This doesn’t mean that flexibility training is unimportant; rather it means that mobility must be accompanied with stability. Otherwise the outcome of improved mobility will be lost within a few hours of completing the stretching protocol. The movements in the video and my upcoming blog are formed around the concept of stabilizing and removing instabilities of the spine & the lumbo-pelvic hip complex. The goal is symmetrically strengthening the supporting structures before attempting improvements in flexibility and therefore creating mobility improvements that last. Here are a couple of mobility rules to keep in mind when stretching:
- Remove muscle asymmetries first. I prefer a symmetrical tight person over a bendy asymmetric one. If the left quad is tighter than the R, stretch the L 2x as much
- When performing a stretch focus on stabilizing the joint or an adjacent joint. For ex. during the Dead Bug, keep the spine neutral (no change in posture) but allow the legs and arms to move freely away from each other. The same applies for the Bird Dog.
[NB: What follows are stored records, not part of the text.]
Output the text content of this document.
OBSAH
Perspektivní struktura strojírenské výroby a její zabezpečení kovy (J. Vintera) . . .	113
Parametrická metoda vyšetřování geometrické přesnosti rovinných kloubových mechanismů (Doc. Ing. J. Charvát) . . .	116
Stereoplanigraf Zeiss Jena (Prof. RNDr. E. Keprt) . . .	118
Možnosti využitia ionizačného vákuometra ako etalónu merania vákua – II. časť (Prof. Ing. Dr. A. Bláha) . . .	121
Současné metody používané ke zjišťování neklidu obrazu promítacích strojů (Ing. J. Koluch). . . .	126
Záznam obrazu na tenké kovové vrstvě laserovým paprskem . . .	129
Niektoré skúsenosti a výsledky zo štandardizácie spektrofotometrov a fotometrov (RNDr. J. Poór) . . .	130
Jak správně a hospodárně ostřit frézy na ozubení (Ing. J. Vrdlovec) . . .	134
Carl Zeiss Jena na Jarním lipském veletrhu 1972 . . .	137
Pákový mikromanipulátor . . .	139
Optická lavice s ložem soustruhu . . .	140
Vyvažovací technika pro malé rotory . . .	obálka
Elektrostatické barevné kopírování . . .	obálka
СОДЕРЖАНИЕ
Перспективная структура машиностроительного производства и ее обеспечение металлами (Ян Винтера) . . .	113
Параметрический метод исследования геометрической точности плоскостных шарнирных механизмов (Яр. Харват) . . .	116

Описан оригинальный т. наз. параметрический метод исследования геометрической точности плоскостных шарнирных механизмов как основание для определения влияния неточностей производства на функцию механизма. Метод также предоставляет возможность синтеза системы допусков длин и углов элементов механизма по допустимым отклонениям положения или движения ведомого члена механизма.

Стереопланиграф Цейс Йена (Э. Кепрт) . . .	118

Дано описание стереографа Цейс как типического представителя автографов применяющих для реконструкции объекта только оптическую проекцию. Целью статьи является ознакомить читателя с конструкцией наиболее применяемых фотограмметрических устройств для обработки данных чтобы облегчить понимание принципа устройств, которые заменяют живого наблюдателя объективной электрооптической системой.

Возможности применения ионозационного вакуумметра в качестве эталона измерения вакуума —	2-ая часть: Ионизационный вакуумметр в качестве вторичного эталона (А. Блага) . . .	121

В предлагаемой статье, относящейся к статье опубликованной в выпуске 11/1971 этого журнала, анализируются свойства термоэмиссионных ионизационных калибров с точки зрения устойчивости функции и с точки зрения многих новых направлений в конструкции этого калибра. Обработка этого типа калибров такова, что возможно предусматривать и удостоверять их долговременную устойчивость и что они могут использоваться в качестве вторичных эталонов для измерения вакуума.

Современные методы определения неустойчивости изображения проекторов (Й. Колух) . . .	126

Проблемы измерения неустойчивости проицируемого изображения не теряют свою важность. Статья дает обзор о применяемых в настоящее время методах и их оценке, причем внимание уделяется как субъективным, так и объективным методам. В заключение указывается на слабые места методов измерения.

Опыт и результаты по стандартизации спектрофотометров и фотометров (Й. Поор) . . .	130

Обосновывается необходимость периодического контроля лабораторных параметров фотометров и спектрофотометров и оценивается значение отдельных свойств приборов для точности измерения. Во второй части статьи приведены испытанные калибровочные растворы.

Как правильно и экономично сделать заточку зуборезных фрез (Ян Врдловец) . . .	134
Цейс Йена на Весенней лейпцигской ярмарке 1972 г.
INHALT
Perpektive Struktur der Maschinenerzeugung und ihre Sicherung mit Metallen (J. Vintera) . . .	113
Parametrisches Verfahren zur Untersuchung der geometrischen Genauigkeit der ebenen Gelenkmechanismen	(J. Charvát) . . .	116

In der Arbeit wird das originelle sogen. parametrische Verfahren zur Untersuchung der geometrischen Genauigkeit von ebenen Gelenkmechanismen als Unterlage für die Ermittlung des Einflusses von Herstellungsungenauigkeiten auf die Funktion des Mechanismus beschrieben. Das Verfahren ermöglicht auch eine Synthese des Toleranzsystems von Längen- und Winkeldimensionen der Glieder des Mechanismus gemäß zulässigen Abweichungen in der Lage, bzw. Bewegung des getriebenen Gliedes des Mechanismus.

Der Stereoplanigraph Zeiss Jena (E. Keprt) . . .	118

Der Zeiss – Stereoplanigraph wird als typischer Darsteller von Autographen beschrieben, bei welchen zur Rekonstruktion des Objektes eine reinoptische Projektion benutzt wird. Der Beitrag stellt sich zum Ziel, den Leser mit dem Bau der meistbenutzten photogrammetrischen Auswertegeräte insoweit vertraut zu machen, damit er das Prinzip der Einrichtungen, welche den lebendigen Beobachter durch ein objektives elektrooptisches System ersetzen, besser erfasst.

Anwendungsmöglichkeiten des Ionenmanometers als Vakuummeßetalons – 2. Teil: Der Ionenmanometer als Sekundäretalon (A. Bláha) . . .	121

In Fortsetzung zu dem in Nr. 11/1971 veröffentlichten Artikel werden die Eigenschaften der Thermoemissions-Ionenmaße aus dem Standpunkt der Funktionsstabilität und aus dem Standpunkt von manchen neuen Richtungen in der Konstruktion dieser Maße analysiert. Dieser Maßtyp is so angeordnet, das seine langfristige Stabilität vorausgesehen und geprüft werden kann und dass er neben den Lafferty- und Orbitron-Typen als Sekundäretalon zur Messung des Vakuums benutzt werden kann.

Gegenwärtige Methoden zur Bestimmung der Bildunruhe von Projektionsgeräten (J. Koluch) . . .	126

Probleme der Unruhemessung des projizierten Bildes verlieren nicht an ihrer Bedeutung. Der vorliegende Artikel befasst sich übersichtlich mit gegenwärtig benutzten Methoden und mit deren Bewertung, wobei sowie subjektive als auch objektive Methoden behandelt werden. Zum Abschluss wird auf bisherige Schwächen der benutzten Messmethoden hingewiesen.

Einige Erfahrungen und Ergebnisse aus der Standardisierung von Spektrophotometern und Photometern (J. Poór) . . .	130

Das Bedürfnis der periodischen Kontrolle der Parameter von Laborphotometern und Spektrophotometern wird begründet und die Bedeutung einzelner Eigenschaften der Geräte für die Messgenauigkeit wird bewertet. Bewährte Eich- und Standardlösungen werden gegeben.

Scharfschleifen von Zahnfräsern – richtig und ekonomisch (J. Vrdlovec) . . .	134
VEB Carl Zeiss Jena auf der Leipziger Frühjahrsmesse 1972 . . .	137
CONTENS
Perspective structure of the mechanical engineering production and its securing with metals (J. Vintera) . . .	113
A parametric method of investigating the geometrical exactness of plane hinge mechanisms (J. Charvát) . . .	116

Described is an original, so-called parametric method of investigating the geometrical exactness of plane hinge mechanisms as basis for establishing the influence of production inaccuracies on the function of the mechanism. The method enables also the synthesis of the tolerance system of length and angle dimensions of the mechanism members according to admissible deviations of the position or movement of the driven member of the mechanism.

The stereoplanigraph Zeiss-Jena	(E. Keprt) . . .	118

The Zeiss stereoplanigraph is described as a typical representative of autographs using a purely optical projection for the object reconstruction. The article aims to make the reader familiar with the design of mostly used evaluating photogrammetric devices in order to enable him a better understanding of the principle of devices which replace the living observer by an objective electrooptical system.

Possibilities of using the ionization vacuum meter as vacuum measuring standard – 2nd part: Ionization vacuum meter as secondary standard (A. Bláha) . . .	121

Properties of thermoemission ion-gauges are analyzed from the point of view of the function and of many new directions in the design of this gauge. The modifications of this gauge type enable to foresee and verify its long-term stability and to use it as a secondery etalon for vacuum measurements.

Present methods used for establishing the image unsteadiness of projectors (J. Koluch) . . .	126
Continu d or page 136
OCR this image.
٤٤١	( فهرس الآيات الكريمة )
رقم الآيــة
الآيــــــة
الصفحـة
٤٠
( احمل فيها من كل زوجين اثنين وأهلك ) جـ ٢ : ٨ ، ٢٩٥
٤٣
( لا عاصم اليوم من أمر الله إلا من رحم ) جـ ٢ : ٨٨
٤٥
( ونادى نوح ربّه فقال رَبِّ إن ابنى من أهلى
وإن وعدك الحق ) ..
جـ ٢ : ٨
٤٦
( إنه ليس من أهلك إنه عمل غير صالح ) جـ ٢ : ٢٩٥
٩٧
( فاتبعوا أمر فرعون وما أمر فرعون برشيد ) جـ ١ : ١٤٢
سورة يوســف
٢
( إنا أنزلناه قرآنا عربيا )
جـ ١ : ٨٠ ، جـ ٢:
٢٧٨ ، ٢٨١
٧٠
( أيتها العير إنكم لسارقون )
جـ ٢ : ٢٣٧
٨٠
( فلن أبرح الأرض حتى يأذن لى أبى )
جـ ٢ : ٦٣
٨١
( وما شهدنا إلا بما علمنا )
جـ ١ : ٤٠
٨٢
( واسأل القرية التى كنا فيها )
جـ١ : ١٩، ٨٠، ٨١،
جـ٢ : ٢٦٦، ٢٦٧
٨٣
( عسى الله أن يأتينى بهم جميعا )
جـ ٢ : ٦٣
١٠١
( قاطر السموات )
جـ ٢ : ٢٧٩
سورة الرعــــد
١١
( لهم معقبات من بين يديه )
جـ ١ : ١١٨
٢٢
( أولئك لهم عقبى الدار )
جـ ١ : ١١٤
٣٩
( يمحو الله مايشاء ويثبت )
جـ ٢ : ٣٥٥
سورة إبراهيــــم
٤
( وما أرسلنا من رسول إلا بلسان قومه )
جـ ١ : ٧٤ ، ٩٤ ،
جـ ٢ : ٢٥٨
- Never perform static stretches just prior to functional, high intensity, high velocity training (i.e. Pandora’s Box). Some form of dynamic warm-up is required, minimally after static stretching. Ideally save the static stretches for the post workout bendiness.
- Flexibility is analogous to an iceberg – there is so much more going on underneath the surface.
Good luck, have fun, and remember exercises are only as effective as a person performing them. I always recommend fitness goers seek professional assistance when performing finely detailed movements, especially if they have been suffering from long-term pain.